Comment 13 John Fulton 2018-04-24 20:56:47 UTC
Root cause:

The fix for CVE-2017-12155 contained patches for puppet-tripleo and tripleo-heat-templates (THT). 

 https://review.openstack.org/#/c/528599/ (puppet-tripleo)
 https://review.openstack.org/#/c/537874/ (puppet-tripleo)
 https://review.openstack.org/#/c/528595/ (tripleo-heat-templates)

The problem is that only the THT patches are in this puddle [1] and both puppet-tripleo patches are missing [2]. 

So tripleo-heat-templates were setting the key to 640 [1] but puppet-tripleo was not adding the ACLs that glance, cinder, or nova will need to be able to read the key. 

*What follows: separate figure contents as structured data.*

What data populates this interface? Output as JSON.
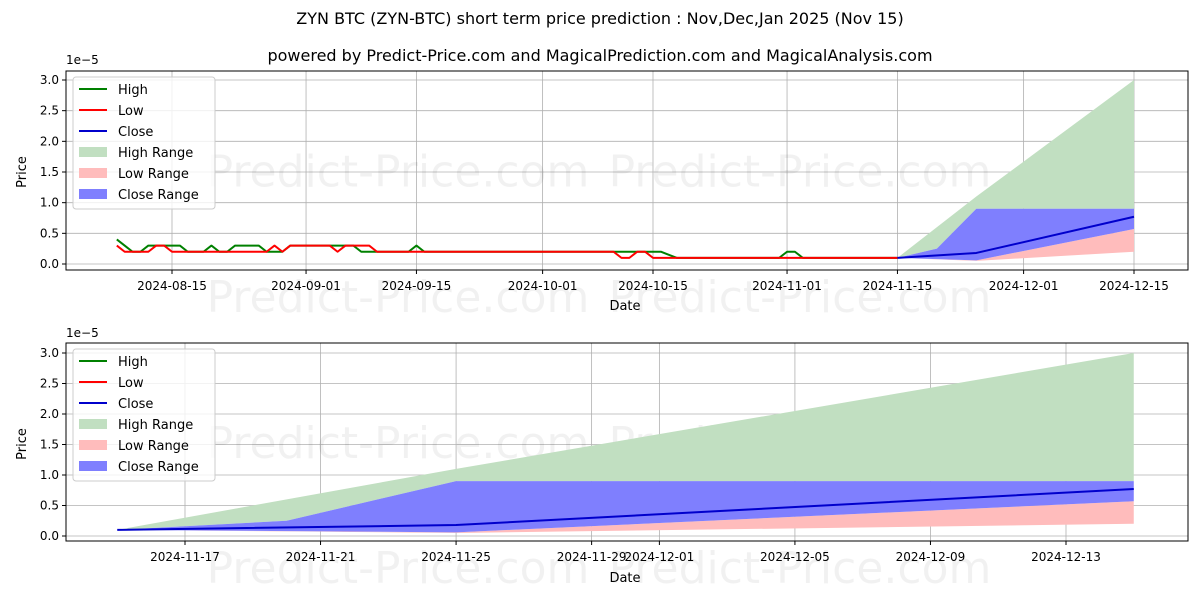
{
  "title": "ZYN BTC (ZYN-BTC) short term price prediction : Nov,Dec,Jan 2025 (Nov 15)",
  "subtitle": "powered by Predict-Price.com and MagicalPrediction.com and MagicalAnalysis.com",
  "watermark": "Predict-Price.com",
  "colors": {
    "high": "#008000",
    "low": "#ff0000",
    "close": "#0000cc",
    "high_range": "#c1dfc1",
    "low_range": "#ffbcbc",
    "close_range": "#7f7ffe"
  },
  "legend": [
    "High",
    "Low",
    "Close",
    "High Range",
    "Low Range",
    "Close Range"
  ],
  "chart_data": [
    {
      "type": "line",
      "title": "ZYN BTC (ZYN-BTC) short term price prediction : Nov,Dec,Jan 2025 (Nov 15)",
      "xlabel": "Date",
      "ylabel": "Price",
      "y_scale_label": "1e−5",
      "ylim": [
        0,
        3.0
      ],
      "yticks": [
        "0.0",
        "0.5",
        "1.0",
        "1.5",
        "2.0",
        "2.5",
        "3.0"
      ],
      "xticks": [
        "2024-08-15",
        "2024-09-01",
        "2024-09-15",
        "2024-10-01",
        "2024-10-15",
        "2024-11-01",
        "2024-11-15",
        "2024-12-01",
        "2024-12-15"
      ],
      "grid": true,
      "legend_position": "upper left",
      "series": [
        {
          "name": "High",
          "points": [
            [
              "2024-08-08",
              0.4
            ],
            [
              "2024-08-10",
              0.2
            ],
            [
              "2024-08-11",
              0.2
            ],
            [
              "2024-08-12",
              0.3
            ],
            [
              "2024-08-16",
              0.3
            ],
            [
              "2024-08-17",
              0.2
            ],
            [
              "2024-08-19",
              0.2
            ],
            [
              "2024-08-20",
              0.3
            ],
            [
              "2024-08-21",
              0.2
            ],
            [
              "2024-08-22",
              0.2
            ],
            [
              "2024-08-23",
              0.3
            ],
            [
              "2024-08-26",
              0.3
            ],
            [
              "2024-08-27",
              0.2
            ],
            [
              "2024-08-29",
              0.2
            ],
            [
              "2024-08-30",
              0.3
            ],
            [
              "2024-09-07",
              0.3
            ],
            [
              "2024-09-08",
              0.2
            ],
            [
              "2024-09-14",
              0.2
            ],
            [
              "2024-09-15",
              0.3
            ],
            [
              "2024-09-16",
              0.2
            ],
            [
              "2024-10-10",
              0.2
            ],
            [
              "2024-10-16",
              0.2
            ],
            [
              "2024-10-18",
              0.1
            ],
            [
              "2024-10-31",
              0.1
            ],
            [
              "2024-11-01",
              0.2
            ],
            [
              "2024-11-02",
              0.2
            ],
            [
              "2024-11-03",
              0.1
            ],
            [
              "2024-11-15",
              0.1
            ]
          ]
        },
        {
          "name": "Low",
          "points": [
            [
              "2024-08-08",
              0.3
            ],
            [
              "2024-08-09",
              0.2
            ],
            [
              "2024-08-12",
              0.2
            ],
            [
              "2024-08-13",
              0.3
            ],
            [
              "2024-08-14",
              0.3
            ],
            [
              "2024-08-15",
              0.2
            ],
            [
              "2024-08-27",
              0.2
            ],
            [
              "2024-08-28",
              0.3
            ],
            [
              "2024-08-29",
              0.2
            ],
            [
              "2024-08-30",
              0.3
            ],
            [
              "2024-09-04",
              0.3
            ],
            [
              "2024-09-05",
              0.2
            ],
            [
              "2024-09-06",
              0.3
            ],
            [
              "2024-09-09",
              0.3
            ],
            [
              "2024-09-10",
              0.2
            ],
            [
              "2024-10-10",
              0.2
            ],
            [
              "2024-10-11",
              0.1
            ],
            [
              "2024-10-12",
              0.1
            ],
            [
              "2024-10-13",
              0.2
            ],
            [
              "2024-10-14",
              0.2
            ],
            [
              "2024-10-15",
              0.1
            ],
            [
              "2024-11-15",
              0.1
            ]
          ]
        },
        {
          "name": "Close",
          "points": [
            [
              "2024-11-15",
              0.1
            ],
            [
              "2024-11-25",
              0.18
            ],
            [
              "2024-12-15",
              0.77
            ]
          ]
        },
        {
          "name": "High Range",
          "upper": [
            [
              "2024-11-15",
              0.1
            ],
            [
              "2024-11-25",
              1.1
            ],
            [
              "2024-12-15",
              3.0
            ]
          ],
          "lower": [
            [
              "2024-11-15",
              0.1
            ],
            [
              "2024-11-20",
              0.25
            ],
            [
              "2024-11-25",
              0.9
            ],
            [
              "2024-12-15",
              0.9
            ]
          ]
        },
        {
          "name": "Close Range",
          "upper": [
            [
              "2024-11-15",
              0.1
            ],
            [
              "2024-11-20",
              0.25
            ],
            [
              "2024-11-25",
              0.9
            ],
            [
              "2024-12-15",
              0.9
            ]
          ],
          "lower": [
            [
              "2024-11-15",
              0.1
            ],
            [
              "2024-11-25",
              0.06
            ],
            [
              "2024-12-15",
              0.57
            ]
          ]
        },
        {
          "name": "Low Range",
          "upper": [
            [
              "2024-11-15",
              0.1
            ],
            [
              "2024-11-25",
              0.06
            ],
            [
              "2024-12-15",
              0.57
            ]
          ],
          "lower": [
            [
              "2024-11-15",
              0.1
            ],
            [
              "2024-11-25",
              0.05
            ],
            [
              "2024-12-15",
              0.2
            ]
          ]
        }
      ]
    },
    {
      "type": "area",
      "title": "",
      "xlabel": "Date",
      "ylabel": "Price",
      "y_scale_label": "1e−5",
      "ylim": [
        0,
        3.0
      ],
      "yticks": [
        "0.0",
        "0.5",
        "1.0",
        "1.5",
        "2.0",
        "2.5",
        "3.0"
      ],
      "xticks": [
        "2024-11-17",
        "2024-11-21",
        "2024-11-25",
        "2024-11-29",
        "2024-12-01",
        "2024-12-05",
        "2024-12-09",
        "2024-12-13"
      ],
      "grid": true,
      "legend_position": "upper left",
      "series": [
        {
          "name": "Close",
          "points": [
            [
              "2024-11-15",
              0.1
            ],
            [
              "2024-11-25",
              0.18
            ],
            [
              "2024-12-15",
              0.77
            ]
          ]
        },
        {
          "name": "High Range",
          "upper": [
            [
              "2024-11-15",
              0.1
            ],
            [
              "2024-11-25",
              1.1
            ],
            [
              "2024-12-15",
              3.0
            ]
          ],
          "lower": [
            [
              "2024-11-15",
              0.1
            ],
            [
              "2024-11-20",
              0.25
            ],
            [
              "2024-11-25",
              0.9
            ],
            [
              "2024-12-15",
              0.9
            ]
          ]
        },
        {
          "name": "Close Range",
          "upper": [
            [
              "2024-11-15",
              0.1
            ],
            [
              "2024-11-20",
              0.25
            ],
            [
              "2024-11-25",
              0.9
            ],
            [
              "2024-12-15",
              0.9
            ]
          ],
          "lower": [
            [
              "2024-11-15",
              0.1
            ],
            [
              "2024-11-25",
              0.06
            ],
            [
              "2024-12-15",
              0.57
            ]
          ]
        },
        {
          "name": "Low Range",
          "upper": [
            [
              "2024-11-15",
              0.1
            ],
            [
              "2024-11-25",
              0.06
            ],
            [
              "2024-12-15",
              0.57
            ]
          ],
          "lower": [
            [
              "2024-11-15",
              0.1
            ],
            [
              "2024-11-25",
              0.05
            ],
            [
              "2024-12-15",
              0.2
            ]
          ]
        }
      ]
    }
  ]
}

This seems to be a packaging issue. 


[1] 

[stack@undercloud-0 ~]$ grep -B 2 640 /usr/share/openstack-tripleo-heat-templates/puppet/services/ceph-base.yaml
              client.CLIENT_USER: {
                secret: 'CLIENT_KEY',
                mode: '0640',
[stack@undercloud-0 ~]$

[2] 

[root@controller-0 base]# grep -i acl nova/libvirt.pp 
[root@controller-0 base]# grep -i acl glance/api.pp 
[root@controller-0 base]# pwd
/etc/puppet/modules/tripleo/manifests/profile/base
[root@controller-0 base]# rpm -q puppet-tripleo
puppet-tripleo-5.6.4-3.el7ost.noarch
[root@controller-0 base]#

Comment 16 Steve Linabery 2018-04-25 03:20:49 UTC
Marking this CLOSED NOTABUG because phase1 is passing now that we are using overcloud images that contain the right content.